You are viewing a plain text version of this content. The canonical link for it is here.
Posted to issues@flink.apache.org by StefanRRichter <gi...@git.apache.org> on 2018/07/11 15:14:16 UTC

[GitHub] flink pull request #6308: [FLINK-9799] Generalize and unify state meta info ...

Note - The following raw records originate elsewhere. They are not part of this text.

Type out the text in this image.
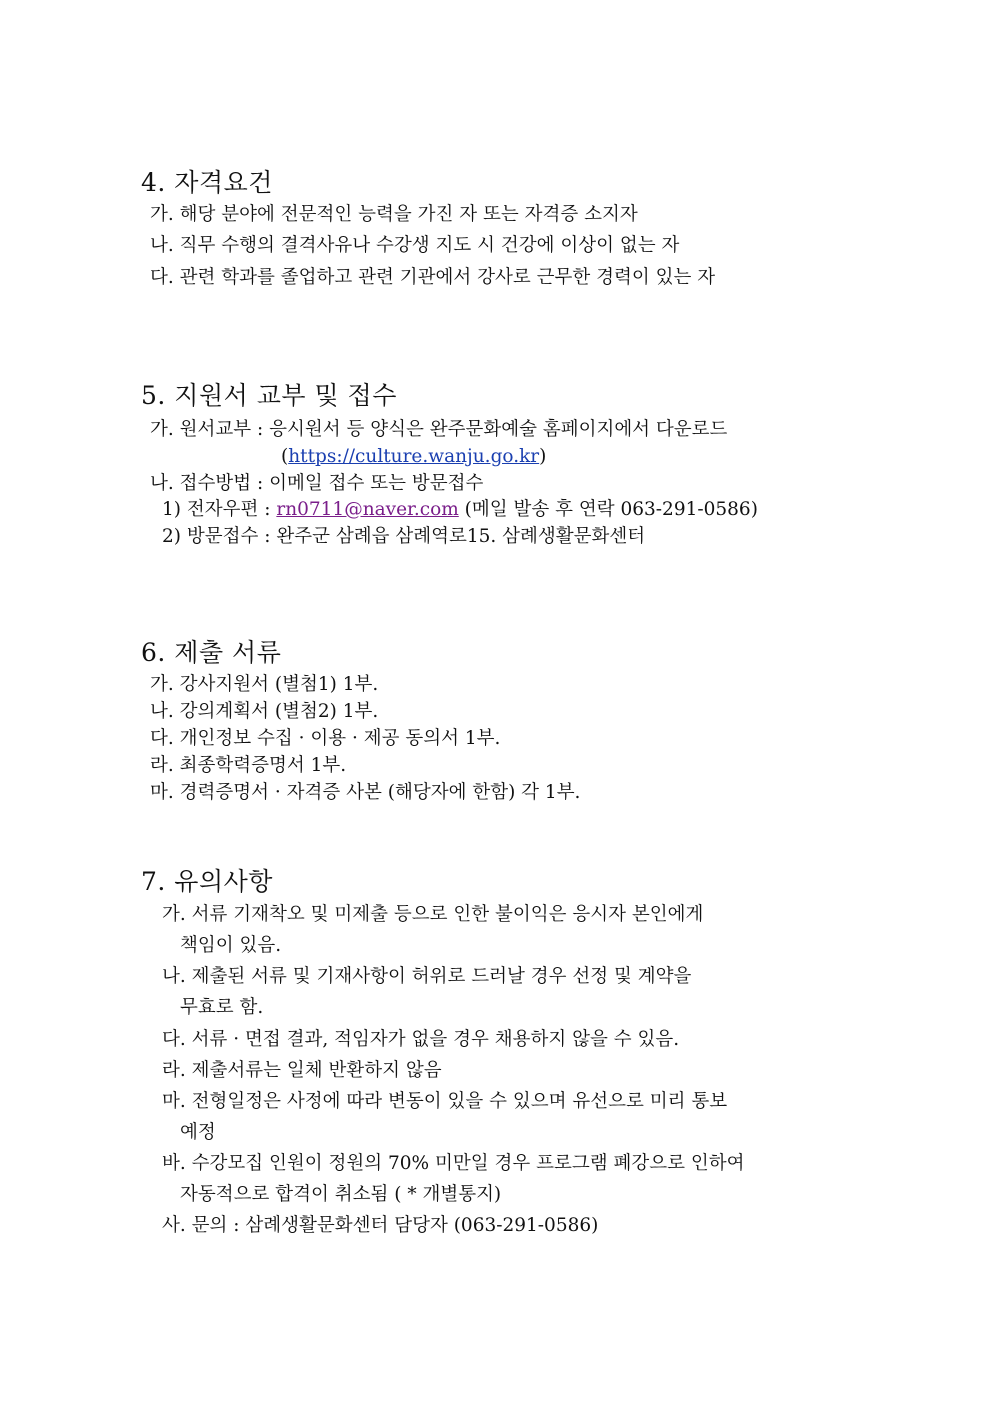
4. 자격요건
가. 해당 분야에 전문적인 능력을 가진 자 또는 자격증 소지자
나. 직무 수행의 결격사유나 수강생 지도 시 건강에 이상이 없는 자
다. 관련 학과를 졸업하고 관련 기관에서 강사로 근무한 경력이 있는 자
5. 지원서 교부 및 접수
가. 원서교부 : 응시원서 등 양식은 완주문화예술 홈페이지에서 다운로드
(https://culture.wanju.go.kr)
나. 접수방법 : 이메일 접수 또는 방문접수
1) 전자우편 : rn0711@naver.com (메일 발송 후 연락 063-291-0586)
2) 방문접수 : 완주군 삼례읍 삼례역로15. 삼례생활문화센터
6. 제출 서류
가. 강사지원서 (별첨1) 1부.
나. 강의계획서 (별첨2) 1부.
다. 개인정보 수집 · 이용 · 제공 동의서 1부.
라. 최종학력증명서 1부.
마. 경력증명서 · 자격증 사본 (해당자에 한함) 각 1부.
7. 유의사항
가. 서류 기재착오 및 미제출 등으로 인한 불이익은 응시자 본인에게
책임이 있음.
나. 제출된 서류 및 기재사항이 허위로 드러날 경우 선정 및 계약을
무효로 함.
다. 서류 · 면접 결과, 적임자가 없을 경우 채용하지 않을 수 있음.
라. 제출서류는 일체 반환하지 않음
마. 전형일정은 사정에 따라 변동이 있을 수 있으며 유선으로 미리 통보
예정
바. 수강모집 인원이 정원의 70% 미만일 경우 프로그램 폐강으로 인하여
자동적으로 합격이 취소됨 ( * 개별통지)
사. 문의 : 삼례생활문화센터 담당자 (063-291-0586)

GitHub user StefanRRichter opened a pull request:

    https://github.com/apache/flink/pull/6308

    [FLINK-9799] Generalize and unify state meta info snapshot

    ## What is the purpose of the change
    
    This PR generalizes and unifies the de/serialization of state meta information in backends. We replace the snapshots and reader/writers of the individual state types with a general `StateMetaInfoSnapshot` and the corresponding `StateMetaInfoSnapshotReadersWriters`. Backwards compatibility is maintained.
    
    ## Verifying this change
    
    This change is already covered by existing tests.
    
    ## Does this pull request potentially affect one of the following parts:
    
      - Dependencies (does it add or upgrade a dependency): (no)
      - The public API, i.e., is any changed class annotated with `@Public(Evolving)`: (no)
      - The serializers: (no)
      - The runtime per-record code paths (performance sensitive): (no)
      - Anything that affects deployment or recovery: JobManager (and its components), Checkpointing, Yarn/Mesos, ZooKeeper: (yes)
      - The S3 file system connector: (no)
    
    ## Documentation
    
      - Does this pull request introduce a new feature? (no)
      - If yes, how is the feature documented? (not applicable)


You can merge this pull request into a Git repository by running:

    $ git pull https://github.com/StefanRRichter/flink FLINK-9799-generalize-state-meta-pr

Alternatively you can review and apply these changes as the patch at:

    https://github.com/apache/flink/pull/6308.patch

To close this pull request, make a commit to your master/trunk branch
with (at least) the following in the commit message:

    This closes #6308
    
----
commit 5e44f759342793f4532e99f8df589c2416402176
Author: Stefan Richter <s....@...>
Date:   2018-07-11T09:11:11Z

    [FLINK-9799][state] Generalize and unify state meta infos

----


---

[GitHub] flink pull request #6308: [FLINK-9799] Generalize and unify state meta info ...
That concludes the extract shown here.